Handbook of the Fundamentals of Financial Decision Making PDF Author: Leonard C. MacLean
Publisher: World Scientific
ISBN: 9814417351
Category : Business & Economics
Languages : en
Pages : 941

Book Description
This handbook in two parts covers key topics of the theory of financial decision making. Some of the papers discuss real applications or case studies as well. There are a number of new papers that have never been published before especially in Part II.Part I is concerned with Decision Making Under Uncertainty. This includes subsections on Arbitrage, Utility Theory, Risk Aversion and Static Portfolio Theory, and Stochastic Dominance. Part II is concerned with Dynamic Modeling that is the transition for static decision making to multiperiod decision making. The analysis starts with Risk Measures and then discusses Dynamic Portfolio Theory, Tactical Asset Allocation and Asset-Liability Management Using Utility and Goal Based Consumption-Investment Decision Models.A comprehensive set of problems both computational and review and mind expanding with many unsolved problems are in an accompanying problems book. The handbook plus the book of problems form a very strong set of materials for PhD and Masters courses both as the main or as supplementary text in finance theory, financial decision making and portfolio theory.
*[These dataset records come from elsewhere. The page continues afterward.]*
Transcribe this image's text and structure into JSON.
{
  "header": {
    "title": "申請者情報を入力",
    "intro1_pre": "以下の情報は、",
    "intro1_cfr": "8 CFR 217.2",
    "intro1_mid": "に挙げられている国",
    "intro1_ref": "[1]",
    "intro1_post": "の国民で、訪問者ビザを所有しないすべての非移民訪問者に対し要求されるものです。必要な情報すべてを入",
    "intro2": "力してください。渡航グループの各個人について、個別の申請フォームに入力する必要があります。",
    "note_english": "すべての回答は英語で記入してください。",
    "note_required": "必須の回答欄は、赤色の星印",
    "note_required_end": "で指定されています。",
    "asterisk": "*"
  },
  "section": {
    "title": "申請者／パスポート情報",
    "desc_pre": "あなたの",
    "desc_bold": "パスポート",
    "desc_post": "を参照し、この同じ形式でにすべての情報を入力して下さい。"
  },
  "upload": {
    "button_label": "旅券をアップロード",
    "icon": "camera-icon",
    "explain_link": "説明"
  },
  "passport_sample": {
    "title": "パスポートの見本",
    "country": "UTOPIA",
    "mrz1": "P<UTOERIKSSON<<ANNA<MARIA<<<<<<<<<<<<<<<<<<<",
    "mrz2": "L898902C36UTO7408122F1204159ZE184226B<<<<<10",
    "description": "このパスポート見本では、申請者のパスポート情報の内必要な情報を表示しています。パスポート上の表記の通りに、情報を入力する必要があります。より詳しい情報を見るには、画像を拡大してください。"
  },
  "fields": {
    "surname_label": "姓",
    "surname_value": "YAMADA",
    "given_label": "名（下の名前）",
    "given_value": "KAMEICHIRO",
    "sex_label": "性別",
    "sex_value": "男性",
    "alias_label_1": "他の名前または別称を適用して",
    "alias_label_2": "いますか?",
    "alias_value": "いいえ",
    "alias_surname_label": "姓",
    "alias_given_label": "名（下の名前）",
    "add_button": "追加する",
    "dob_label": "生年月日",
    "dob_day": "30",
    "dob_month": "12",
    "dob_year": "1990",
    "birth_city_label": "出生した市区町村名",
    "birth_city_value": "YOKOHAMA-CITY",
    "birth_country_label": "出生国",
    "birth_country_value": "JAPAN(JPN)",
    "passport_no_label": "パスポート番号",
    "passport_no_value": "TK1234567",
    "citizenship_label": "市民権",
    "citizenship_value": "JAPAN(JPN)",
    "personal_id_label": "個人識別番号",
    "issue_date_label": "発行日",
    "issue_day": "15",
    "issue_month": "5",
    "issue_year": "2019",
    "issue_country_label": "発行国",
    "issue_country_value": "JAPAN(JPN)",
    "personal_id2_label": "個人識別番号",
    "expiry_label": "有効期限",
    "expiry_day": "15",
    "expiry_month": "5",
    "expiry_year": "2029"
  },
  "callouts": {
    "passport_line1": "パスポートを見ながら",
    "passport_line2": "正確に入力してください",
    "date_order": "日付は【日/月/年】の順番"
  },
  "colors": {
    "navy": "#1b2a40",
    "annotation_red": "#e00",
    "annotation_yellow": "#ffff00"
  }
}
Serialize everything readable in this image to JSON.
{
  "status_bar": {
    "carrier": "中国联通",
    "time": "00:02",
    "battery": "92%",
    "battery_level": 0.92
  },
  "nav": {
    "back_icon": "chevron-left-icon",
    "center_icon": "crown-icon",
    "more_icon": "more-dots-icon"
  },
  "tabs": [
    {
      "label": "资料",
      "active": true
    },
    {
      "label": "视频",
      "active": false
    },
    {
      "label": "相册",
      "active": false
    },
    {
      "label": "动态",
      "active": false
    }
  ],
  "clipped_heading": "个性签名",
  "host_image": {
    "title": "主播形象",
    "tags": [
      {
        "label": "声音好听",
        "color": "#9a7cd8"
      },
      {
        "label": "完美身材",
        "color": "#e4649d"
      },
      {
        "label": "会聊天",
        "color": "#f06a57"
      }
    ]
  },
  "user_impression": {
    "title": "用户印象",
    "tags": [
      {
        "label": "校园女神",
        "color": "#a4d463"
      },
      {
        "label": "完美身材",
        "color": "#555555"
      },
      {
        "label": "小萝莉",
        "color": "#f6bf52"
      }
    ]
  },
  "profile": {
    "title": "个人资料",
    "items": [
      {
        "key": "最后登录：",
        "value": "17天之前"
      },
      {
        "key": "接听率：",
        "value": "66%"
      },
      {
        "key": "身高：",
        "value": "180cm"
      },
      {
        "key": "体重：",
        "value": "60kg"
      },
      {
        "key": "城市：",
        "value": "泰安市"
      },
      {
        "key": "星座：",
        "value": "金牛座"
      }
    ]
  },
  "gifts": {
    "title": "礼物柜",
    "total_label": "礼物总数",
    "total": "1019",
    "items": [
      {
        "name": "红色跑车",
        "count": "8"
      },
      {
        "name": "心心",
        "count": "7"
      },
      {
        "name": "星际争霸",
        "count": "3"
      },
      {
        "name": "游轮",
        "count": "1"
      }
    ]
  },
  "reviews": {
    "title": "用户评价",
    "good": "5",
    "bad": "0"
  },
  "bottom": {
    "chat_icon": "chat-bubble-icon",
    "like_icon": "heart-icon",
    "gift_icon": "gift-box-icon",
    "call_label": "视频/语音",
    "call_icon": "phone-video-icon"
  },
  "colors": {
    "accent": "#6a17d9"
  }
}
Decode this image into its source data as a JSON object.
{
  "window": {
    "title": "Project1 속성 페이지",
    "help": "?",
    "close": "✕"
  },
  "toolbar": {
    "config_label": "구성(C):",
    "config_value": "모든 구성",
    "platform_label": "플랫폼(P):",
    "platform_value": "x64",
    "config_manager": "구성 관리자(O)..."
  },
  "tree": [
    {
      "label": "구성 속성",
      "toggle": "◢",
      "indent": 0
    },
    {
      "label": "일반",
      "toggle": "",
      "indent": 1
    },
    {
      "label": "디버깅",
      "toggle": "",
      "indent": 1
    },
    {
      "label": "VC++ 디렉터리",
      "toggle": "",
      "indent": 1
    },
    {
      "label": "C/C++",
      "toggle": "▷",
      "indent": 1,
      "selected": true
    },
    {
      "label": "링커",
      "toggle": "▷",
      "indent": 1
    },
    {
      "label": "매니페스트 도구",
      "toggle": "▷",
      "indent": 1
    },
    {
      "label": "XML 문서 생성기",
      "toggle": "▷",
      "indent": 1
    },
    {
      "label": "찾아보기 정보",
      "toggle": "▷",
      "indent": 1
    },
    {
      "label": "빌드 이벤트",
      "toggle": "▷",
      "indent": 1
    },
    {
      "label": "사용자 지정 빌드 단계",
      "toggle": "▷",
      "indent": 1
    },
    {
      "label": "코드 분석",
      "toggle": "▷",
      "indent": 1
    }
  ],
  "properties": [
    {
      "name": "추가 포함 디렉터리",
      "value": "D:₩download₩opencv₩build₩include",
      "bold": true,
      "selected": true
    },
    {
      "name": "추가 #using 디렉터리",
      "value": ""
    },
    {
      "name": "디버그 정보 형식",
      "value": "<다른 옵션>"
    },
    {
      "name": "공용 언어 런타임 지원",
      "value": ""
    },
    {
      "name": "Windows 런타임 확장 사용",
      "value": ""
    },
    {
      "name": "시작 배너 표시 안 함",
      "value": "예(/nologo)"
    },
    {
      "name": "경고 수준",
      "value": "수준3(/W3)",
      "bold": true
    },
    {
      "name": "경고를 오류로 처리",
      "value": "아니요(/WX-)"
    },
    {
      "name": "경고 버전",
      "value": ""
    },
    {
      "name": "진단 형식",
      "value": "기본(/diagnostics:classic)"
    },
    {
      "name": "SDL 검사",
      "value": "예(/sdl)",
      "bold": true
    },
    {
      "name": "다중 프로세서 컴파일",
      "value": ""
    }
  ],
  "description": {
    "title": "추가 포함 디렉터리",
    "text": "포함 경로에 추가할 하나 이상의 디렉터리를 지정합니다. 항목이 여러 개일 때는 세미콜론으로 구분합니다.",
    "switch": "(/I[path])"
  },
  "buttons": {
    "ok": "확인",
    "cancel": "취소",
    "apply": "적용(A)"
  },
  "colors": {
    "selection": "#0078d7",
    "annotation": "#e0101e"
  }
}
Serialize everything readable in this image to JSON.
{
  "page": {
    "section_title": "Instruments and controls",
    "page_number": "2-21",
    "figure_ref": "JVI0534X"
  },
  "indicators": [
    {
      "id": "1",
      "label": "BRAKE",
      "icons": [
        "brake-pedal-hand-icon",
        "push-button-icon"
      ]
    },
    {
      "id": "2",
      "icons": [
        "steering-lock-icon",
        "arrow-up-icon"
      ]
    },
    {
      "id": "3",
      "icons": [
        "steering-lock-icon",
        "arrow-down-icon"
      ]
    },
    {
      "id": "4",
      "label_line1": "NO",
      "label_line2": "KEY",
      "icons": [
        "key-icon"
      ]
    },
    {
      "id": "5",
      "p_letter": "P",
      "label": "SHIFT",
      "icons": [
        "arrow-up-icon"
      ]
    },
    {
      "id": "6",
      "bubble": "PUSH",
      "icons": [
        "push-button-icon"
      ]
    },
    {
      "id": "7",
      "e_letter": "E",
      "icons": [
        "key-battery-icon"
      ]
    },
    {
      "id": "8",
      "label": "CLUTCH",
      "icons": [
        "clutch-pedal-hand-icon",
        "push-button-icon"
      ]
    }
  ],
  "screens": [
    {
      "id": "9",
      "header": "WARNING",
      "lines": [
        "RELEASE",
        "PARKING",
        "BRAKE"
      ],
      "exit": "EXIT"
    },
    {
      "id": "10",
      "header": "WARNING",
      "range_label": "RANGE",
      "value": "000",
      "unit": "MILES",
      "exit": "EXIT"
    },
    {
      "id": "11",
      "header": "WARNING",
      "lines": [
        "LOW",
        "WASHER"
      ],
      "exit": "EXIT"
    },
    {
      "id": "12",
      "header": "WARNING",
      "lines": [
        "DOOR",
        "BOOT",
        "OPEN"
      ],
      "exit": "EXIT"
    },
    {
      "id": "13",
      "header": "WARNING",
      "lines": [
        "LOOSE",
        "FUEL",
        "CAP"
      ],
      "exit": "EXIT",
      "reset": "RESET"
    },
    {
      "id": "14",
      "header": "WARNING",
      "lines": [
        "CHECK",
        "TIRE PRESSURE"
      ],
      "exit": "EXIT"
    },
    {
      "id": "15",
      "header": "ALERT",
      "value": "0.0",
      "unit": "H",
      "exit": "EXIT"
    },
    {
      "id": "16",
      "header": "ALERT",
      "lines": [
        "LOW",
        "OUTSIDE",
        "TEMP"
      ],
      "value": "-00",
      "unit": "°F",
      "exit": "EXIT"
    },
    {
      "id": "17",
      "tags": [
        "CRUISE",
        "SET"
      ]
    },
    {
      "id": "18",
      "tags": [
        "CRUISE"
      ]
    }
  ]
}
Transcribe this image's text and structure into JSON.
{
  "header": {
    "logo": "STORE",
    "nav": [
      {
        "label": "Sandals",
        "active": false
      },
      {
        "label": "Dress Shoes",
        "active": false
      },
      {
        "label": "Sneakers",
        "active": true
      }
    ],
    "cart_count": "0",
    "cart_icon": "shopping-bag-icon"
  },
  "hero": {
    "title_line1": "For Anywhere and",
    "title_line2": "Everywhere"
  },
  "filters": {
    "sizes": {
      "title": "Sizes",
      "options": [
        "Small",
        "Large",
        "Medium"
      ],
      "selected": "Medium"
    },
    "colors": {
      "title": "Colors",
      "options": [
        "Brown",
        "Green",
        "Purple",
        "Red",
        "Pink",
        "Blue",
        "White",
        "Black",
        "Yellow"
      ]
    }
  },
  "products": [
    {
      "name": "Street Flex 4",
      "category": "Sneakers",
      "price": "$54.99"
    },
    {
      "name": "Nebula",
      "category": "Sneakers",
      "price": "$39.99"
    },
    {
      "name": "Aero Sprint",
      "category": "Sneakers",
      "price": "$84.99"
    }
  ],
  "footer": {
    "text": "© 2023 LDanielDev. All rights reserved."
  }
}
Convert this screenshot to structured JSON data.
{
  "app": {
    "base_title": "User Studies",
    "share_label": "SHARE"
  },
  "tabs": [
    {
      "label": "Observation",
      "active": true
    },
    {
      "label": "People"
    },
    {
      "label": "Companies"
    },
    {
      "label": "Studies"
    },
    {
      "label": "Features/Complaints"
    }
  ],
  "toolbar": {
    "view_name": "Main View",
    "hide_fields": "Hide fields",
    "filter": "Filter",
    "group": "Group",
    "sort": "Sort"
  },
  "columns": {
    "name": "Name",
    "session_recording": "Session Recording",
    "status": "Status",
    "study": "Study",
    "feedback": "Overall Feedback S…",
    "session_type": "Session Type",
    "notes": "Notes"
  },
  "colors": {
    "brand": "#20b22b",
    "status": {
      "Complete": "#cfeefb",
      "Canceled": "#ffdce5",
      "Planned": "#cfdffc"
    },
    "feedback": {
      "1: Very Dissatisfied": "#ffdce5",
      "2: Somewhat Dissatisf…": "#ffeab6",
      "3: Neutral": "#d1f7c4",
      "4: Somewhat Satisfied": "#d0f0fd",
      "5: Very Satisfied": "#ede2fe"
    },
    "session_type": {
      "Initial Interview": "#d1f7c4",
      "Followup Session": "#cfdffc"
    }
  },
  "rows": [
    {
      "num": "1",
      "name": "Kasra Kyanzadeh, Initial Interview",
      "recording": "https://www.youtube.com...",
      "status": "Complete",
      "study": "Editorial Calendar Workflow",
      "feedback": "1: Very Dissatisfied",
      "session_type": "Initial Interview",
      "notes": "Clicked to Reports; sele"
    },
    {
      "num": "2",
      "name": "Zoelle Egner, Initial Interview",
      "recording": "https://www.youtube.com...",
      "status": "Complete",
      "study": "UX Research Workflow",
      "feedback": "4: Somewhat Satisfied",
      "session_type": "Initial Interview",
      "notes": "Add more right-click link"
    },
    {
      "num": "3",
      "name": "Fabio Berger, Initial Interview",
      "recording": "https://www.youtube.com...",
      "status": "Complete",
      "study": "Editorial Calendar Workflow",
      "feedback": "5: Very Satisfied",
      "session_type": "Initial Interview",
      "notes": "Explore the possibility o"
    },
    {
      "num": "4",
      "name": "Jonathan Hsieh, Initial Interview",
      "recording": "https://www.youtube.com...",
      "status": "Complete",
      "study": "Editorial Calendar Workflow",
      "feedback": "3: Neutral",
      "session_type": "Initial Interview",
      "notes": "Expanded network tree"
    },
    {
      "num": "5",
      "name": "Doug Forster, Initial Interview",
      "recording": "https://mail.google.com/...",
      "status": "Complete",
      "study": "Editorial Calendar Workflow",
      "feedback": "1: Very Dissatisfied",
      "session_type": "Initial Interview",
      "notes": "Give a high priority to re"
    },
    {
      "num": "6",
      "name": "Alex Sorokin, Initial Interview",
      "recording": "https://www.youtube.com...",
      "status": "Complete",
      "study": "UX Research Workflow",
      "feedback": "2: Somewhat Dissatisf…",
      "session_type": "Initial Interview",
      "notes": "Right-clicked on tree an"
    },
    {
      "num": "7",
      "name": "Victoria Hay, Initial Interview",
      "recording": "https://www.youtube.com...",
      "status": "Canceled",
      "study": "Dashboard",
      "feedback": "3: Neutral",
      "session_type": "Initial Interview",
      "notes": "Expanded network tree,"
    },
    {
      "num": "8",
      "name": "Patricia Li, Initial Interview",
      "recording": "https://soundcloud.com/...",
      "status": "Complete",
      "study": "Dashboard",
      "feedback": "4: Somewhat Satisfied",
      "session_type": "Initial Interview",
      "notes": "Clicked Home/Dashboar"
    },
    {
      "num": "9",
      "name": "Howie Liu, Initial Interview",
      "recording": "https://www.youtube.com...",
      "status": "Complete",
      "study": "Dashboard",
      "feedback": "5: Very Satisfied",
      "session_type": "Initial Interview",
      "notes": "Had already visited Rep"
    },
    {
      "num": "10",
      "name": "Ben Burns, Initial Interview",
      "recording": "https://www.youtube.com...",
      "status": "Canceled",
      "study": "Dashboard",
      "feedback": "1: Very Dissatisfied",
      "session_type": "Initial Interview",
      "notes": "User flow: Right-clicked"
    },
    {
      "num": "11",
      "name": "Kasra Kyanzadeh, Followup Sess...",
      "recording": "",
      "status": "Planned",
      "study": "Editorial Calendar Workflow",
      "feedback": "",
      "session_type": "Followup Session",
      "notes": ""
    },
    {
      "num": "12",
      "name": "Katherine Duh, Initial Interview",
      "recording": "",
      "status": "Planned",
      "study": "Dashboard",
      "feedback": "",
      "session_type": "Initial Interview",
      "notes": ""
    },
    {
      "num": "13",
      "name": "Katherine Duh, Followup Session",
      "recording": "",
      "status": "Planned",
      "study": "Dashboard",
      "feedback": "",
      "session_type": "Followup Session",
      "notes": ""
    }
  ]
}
For researchers, it is a valuable resource being an up to date treatment of topics in the classic books on these topics by Johnathan Ingersoll in 1988, and William Ziemba and Raymond Vickson in 1975 (updated 2 nd edition published in 2006).

Behavioral Economics

Behavioral Economics PDF Author: Edward Cartwright
Publisher: Routledge
ISBN: 131781505X
Category : Business & Economics
Languages : en
Pages : 567

Book Description
Over the last few decades behavioral economics has revolutionized the discipline. It has done so by putting the human back into economics, by recognizing that people sometimes make mistakes, care about others, and are generally not as cold and calculating as economists have traditionally assumed. The results have been exciting and fascinating, and have fundamentally changed the way we look at economic behaviour. This textbook introduces all the key results and insights of behavioral economics to a student audience. Ideas such as mental accounting, prospect theory, present bias, inequality aversion, and learning are explained in detail. These ideas are also applied in diverse settings such as auctions, stock market crashes, charitable donations and health care, to show why behavioral economics is crucial to understanding the world around us. Consideration is also given to what makes people happy, and how we can potentially nudge people to be happier. This new edition contains expanded and updated coverage of neuroeconomics, emotions, deception, and the contrast between group and individual behaviour, among other topics, to ensure that readers are kept up-to-speed with this fast-paced field. A companion website is also now available containing a test bank of questions and worked examples allowing users to see for themselves how changing the parameters can change the outcomes. This book remains the ideal introduction to behavioral economics for advanced undergraduate and graduate students.